GBP/USD continues to trade within its bearish trajectory, with a lower-high and lower-low price pattern suggesting a bearish bias for the pair. The RSI has been hovering in the lower region, while the MACD is flowing below the zero line, suggesting the pair remains trading with a strong bearish trend. 

Resistance level: 1.2940, 1.2995

Support level: 1.2785, 1.2660


EUR/USD,H4

The EUR/USD pair has dropped below its recent consolidation range, indicating a strong downside risk. Last week’s eurozone PMI readings suggested lacklustre economic performance, weighing on the euro’s strength. The market is now awaiting today’s GDP reading to confirm the slowing economy in the region. A downbeat GDP reading could exert further downside pressure on the pair.

The euro has been lacklustre, and dropping out from the price consolidation range suggests a bearish bias for the pair. The RSI has edged lower toward the oversold zone while the MACD had a bearish cross, suggesting the pair remain trading with bearish momentum. 

Resistance level: 1.0853, 1.0895

Support level: 1.0770, 1.0732


AUD/USD, H4

The AUD/USD pair has found support near the 0.6530 level after plunging by more than 3% in the past week. The strengthening of the Japanese yen has harmed the carry trade strategy, leading to a squeeze on the Aussie dollar. The market is now closely watching the Australian CPI reading due tomorrow. An upbeat CPI reading could be a pivotal factor, potentially driving the Aussie dollar and the pair to rebound from the current support level.

The AUD/USD pair has eased from its bearish momentum and found support at the 0.6350 level. A rebound that crosses above 0.6570 may be a bullish signal for the pair. The RSI has gotten out from the oversold zone, while the MACD has a bullish cross and has edged higher from below the zero line, suggesting the bearish momentum has eased. 

Resistance level: 0.6611, 0.6673

Support level: 0.6500, 0.6420


USD/JPY, H4

In recent weeks, investors have eagerly bought the yen, anticipating an interest rate hike from the Bank of Japan (BOJ). The yen’s approximately 5% rise against the dollar since July 11 was boosted by suspected market intervention. However, the rally’s fragility was highlighted by a quick retracement after stronger-than-expected US economic data. With swaps markets suggesting a 45% chance of a BOJ rate hike and only 30% of surveyed BOJ watchers predicting it, yen bulls are vulnerable. The BOJ’s potential inaction or smaller-than-expected bond purchase cuts, alongside US Federal Reserve decisions, could weaken the yen.

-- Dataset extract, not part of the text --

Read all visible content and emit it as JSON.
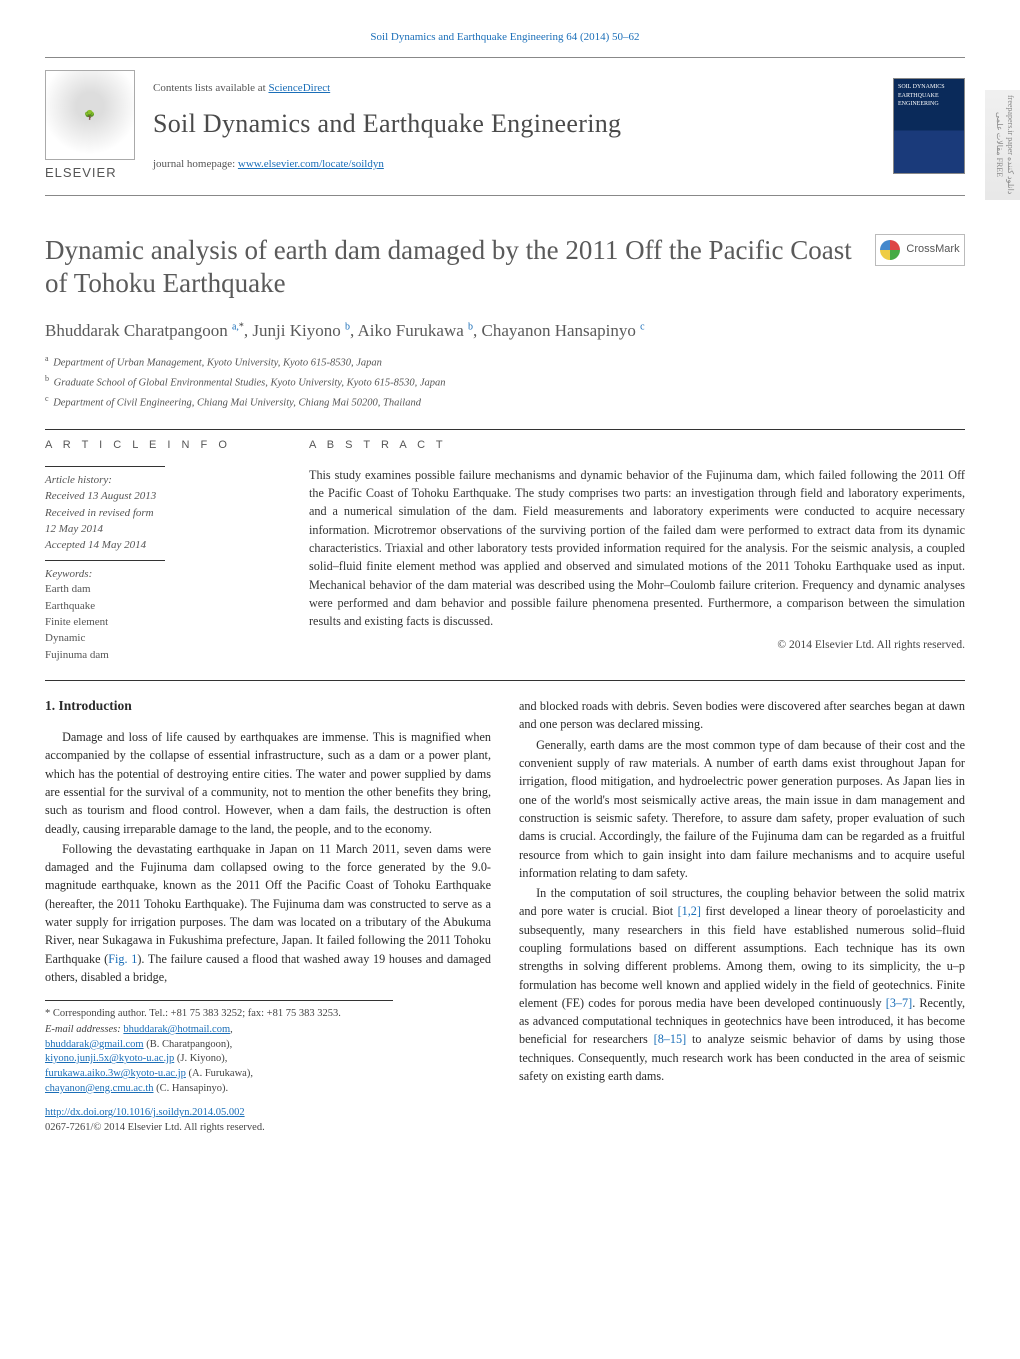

USD/JPY is trading lower following the prior retracement from the resistance level. MACD has illustrated diminishing bullish momentum, while RSI is at 40, suggesting the pair might extend its losses since the RSI stays below the midline. 

Resistance level: 154.35, 155.75

Support level: 152.25, 150.80


BTC/USD, H4

Bitcoin’s bullish trend was interrupted in the last session with significant movement observed yesterday. A U.S. government crypto wallet sent BTC worth approximately $2 billion, previously confiscated from the defunct dark web market, potentially causing selling pressure in the BTC market. Meanwhile, Ethereum saw a significant inflow following the launch of Ethereum ETFs, which may serve as a positive catalyst, providing buoyancy for the broader crypto market.

BTC hit the $70,000 mark before its quickly retracing, suggesting that the bullish momentum is insufficient for BTC. The RSI has declined to the mid-level, while the MACD edged lower, heading to the zero line, suggesting that the bullish momentum is vanishing. 

Resistance level: 70880.00, 73660.00

Support level: 64860.00, 62200.00


CL OIL, H4

Oil prices edged lower due to concerns over weakening global demand and increased non-OPEC supply. US crude output is expected to rise by 500,000 barrels per day this year. Persistent concerns over China’s slowing economic recovery have also weighed on oil prices. This comes ahead of the OPEC+ Joint Ministerial Monitoring Committee meeting on Thursday, where no changes to output policy are expected, though surprises could include delaying the easing of supply cuts set to start in October.

Oil prices are trading lower following the prior breakout below the previous support level. MACD has illustrated increasing bearish momentum, while RSI is at 36, suggesting the commodity might extend its losses since the RSI stays below the midline.